Chilean cement company, Cementos Bio Bio SA, said Wednesday that based on its preliminary findings it doesn’t expect Saturday’s deadly earthquake to affect its financial situation.
"All of the companies in the group have insurance that covers damage to their installations and business interruptions," the company said in a filing with the Santiago Stock Exchange.
Cementos Bio Bio said it is working to bring its largest cement factory in Curico online after it suffered minor damage, while it’s still trying to quantify possible damages to its No. 2 cement factory in the port city of Talcahuano.

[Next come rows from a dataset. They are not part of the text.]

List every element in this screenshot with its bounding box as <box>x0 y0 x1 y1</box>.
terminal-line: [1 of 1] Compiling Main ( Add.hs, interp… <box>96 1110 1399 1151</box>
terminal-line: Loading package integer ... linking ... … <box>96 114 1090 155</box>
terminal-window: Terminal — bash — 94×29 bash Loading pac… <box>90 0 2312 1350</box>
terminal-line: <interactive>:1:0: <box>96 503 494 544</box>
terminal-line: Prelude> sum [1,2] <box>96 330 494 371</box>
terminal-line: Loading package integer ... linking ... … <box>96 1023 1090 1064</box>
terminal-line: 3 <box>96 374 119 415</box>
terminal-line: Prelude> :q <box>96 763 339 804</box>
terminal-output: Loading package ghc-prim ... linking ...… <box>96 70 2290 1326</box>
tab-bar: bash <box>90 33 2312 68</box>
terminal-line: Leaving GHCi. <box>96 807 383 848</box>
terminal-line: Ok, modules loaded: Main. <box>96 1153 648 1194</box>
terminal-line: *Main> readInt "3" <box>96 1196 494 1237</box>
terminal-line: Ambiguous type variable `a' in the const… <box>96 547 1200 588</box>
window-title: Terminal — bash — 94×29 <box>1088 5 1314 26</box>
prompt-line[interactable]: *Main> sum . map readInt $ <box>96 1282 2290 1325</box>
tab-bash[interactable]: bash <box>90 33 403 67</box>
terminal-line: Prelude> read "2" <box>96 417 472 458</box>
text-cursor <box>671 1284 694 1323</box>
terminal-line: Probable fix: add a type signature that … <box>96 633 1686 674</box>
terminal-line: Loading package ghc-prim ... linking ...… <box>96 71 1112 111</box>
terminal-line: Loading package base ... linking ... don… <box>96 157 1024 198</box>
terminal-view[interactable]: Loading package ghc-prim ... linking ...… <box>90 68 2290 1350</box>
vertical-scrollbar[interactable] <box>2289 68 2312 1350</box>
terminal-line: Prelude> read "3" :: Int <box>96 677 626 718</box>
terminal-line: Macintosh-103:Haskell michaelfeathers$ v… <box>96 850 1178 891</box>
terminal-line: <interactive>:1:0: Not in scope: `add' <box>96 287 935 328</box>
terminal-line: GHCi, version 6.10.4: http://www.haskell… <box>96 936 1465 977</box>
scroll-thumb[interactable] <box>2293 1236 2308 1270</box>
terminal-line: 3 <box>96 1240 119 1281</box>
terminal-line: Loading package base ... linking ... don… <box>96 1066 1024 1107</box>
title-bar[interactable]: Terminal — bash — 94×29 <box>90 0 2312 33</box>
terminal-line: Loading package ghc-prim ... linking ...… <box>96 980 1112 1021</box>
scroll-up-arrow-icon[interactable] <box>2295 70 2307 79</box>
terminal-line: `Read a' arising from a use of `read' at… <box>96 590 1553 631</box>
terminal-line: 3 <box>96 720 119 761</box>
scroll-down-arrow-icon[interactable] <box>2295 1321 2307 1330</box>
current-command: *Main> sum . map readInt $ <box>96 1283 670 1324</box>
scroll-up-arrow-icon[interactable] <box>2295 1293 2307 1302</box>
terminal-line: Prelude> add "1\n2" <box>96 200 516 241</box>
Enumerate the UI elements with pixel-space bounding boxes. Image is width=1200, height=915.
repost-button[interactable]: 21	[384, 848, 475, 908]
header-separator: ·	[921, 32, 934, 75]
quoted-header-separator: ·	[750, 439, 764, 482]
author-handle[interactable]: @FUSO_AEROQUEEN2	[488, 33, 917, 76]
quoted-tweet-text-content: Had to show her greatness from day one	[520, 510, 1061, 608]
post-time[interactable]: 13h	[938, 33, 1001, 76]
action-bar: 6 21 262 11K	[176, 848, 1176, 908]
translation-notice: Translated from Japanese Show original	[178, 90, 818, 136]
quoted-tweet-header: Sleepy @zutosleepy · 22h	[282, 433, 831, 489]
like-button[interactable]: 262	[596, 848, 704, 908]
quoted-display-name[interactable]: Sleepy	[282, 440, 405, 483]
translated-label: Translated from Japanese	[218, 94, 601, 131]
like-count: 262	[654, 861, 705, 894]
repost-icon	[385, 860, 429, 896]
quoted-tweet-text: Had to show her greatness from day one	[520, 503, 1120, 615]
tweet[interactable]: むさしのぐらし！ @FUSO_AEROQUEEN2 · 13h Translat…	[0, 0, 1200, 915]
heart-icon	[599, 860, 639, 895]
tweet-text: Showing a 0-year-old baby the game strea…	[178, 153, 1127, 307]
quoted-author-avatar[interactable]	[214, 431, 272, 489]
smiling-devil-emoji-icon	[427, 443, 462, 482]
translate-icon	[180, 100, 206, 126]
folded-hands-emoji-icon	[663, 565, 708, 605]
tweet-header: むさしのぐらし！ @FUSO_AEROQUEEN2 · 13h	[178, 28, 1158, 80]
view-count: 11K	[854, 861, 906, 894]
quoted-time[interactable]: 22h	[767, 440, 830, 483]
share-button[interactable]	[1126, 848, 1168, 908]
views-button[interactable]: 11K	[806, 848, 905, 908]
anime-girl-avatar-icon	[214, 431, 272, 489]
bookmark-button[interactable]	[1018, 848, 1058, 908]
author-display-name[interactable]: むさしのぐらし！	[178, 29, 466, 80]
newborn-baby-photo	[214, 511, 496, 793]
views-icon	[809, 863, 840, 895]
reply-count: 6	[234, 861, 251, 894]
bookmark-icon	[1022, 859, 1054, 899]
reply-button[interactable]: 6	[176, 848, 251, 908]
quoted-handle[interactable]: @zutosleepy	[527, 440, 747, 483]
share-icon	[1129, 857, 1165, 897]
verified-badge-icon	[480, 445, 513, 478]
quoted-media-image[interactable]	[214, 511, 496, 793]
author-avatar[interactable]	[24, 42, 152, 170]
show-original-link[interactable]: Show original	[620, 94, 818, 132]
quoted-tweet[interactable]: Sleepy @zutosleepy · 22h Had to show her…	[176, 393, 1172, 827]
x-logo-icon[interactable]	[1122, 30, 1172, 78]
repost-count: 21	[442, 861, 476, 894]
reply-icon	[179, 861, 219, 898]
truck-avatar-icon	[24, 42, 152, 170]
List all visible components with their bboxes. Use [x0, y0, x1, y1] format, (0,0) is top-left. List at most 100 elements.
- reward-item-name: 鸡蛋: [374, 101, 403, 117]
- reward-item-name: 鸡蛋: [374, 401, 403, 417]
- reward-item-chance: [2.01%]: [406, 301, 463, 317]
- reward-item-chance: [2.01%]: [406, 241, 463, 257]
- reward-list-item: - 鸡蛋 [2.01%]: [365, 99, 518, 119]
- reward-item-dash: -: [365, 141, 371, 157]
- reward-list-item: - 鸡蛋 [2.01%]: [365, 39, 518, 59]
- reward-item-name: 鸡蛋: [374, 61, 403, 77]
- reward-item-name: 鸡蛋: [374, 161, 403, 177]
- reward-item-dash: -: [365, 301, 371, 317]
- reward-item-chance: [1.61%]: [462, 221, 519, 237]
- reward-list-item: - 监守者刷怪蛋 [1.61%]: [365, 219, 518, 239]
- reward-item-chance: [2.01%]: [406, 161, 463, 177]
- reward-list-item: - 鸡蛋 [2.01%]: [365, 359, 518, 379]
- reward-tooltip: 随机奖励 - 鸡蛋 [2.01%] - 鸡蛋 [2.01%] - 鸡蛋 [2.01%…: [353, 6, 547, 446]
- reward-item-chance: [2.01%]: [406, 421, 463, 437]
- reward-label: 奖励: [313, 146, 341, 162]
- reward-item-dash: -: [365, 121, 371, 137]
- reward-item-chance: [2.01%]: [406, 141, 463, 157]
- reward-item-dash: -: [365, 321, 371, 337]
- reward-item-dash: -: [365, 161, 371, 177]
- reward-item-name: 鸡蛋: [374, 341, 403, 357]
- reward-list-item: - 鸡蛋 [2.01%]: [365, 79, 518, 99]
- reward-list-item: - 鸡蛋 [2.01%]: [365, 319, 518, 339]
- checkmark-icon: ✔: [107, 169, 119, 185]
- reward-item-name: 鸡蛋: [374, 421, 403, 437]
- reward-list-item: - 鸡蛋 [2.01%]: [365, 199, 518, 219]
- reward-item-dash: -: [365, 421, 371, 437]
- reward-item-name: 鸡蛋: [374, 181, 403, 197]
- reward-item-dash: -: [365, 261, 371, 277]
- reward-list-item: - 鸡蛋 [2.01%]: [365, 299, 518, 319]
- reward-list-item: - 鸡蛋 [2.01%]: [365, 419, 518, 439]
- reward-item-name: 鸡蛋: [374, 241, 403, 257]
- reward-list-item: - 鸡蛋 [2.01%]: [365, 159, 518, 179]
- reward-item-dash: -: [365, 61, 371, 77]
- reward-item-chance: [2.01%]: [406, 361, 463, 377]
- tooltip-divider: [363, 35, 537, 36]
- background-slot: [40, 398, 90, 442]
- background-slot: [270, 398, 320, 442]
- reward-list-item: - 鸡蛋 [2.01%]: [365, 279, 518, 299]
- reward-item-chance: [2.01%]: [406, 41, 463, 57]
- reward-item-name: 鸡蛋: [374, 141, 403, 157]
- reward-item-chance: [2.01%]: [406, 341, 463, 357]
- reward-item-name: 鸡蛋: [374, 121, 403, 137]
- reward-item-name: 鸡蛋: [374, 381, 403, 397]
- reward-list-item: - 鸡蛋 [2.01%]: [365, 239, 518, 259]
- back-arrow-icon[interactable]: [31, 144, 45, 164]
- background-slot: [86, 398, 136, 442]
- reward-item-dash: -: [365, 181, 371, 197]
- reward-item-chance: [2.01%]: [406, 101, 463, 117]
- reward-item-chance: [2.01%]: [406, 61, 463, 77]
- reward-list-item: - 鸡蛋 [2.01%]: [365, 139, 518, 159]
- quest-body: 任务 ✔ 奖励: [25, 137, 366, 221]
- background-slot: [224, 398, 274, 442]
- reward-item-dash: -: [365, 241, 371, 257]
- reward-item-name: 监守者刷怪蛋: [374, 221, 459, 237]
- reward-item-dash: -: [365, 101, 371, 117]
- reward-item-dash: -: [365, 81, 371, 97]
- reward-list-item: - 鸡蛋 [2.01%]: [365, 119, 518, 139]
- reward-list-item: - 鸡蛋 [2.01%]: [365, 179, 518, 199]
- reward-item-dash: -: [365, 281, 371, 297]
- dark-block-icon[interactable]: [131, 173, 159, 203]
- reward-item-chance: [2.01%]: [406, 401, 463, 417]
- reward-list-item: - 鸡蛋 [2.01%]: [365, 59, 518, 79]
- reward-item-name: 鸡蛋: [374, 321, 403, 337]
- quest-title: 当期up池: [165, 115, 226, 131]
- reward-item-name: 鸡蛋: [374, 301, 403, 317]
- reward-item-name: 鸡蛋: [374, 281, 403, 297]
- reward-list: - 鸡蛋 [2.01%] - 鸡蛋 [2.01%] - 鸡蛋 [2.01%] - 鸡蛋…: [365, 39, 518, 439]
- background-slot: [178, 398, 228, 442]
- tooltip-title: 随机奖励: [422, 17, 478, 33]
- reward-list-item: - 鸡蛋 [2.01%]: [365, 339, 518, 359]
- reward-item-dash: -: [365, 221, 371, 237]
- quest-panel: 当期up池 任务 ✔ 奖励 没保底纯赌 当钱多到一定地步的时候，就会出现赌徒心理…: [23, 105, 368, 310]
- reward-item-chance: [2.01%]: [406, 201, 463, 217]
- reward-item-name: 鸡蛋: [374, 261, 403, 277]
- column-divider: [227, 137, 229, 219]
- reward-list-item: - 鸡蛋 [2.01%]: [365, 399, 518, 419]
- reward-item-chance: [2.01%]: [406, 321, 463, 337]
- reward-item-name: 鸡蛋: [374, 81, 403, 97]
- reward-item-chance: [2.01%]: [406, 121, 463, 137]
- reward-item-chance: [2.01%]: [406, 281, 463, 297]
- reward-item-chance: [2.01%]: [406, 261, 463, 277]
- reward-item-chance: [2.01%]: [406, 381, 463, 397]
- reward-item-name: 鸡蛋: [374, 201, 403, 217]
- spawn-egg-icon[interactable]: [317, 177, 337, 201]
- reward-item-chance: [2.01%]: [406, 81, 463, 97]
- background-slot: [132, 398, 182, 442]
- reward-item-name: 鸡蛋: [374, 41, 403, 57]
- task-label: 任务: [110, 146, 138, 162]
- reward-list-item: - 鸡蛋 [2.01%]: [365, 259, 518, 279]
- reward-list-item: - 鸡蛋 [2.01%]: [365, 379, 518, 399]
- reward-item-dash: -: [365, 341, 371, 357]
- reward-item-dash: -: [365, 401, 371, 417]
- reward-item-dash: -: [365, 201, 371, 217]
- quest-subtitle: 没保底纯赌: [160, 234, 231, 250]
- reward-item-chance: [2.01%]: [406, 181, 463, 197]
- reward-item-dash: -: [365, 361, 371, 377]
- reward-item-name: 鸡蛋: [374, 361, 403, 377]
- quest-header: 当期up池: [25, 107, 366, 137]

Curico and Talcahuano accounted for 52 per cent and 23 per cent, respectively, of the company’s installed capacity of 3.25Mt of cement in 2008.
The company said that only two of its more than 45 concrete plants in Chile have been temporarily closed.
"In any case, the situations described don’t impede us from meeting the needs of our clients throughout the country," Cementos Bio Bio said.
Talcahuano, the country’s second-largest city Concepcion, as well as smaller cities throughout south-central Chile were heavily damaged by the 8.8 magnitude earthquake.
Chile’s cement industry is dominated by Grupo Polpaico SA, locally-owned Cementos Bio Bio SA, and Melon SA, which is controlled by Peru’s Brescia Group.
Cementos Bio Bio said its ceramics factory in Santiago was badly damaged, and that its still doesn’t have any information about a ceramics factory near Concepcion.
Shares of Cementos Bio Bio fell 15.5 per cent to close at CLP1511.30 on Wednesday, after rallying 33 per cent the previous session as investors bet the company stands to benefit from reconstruction work.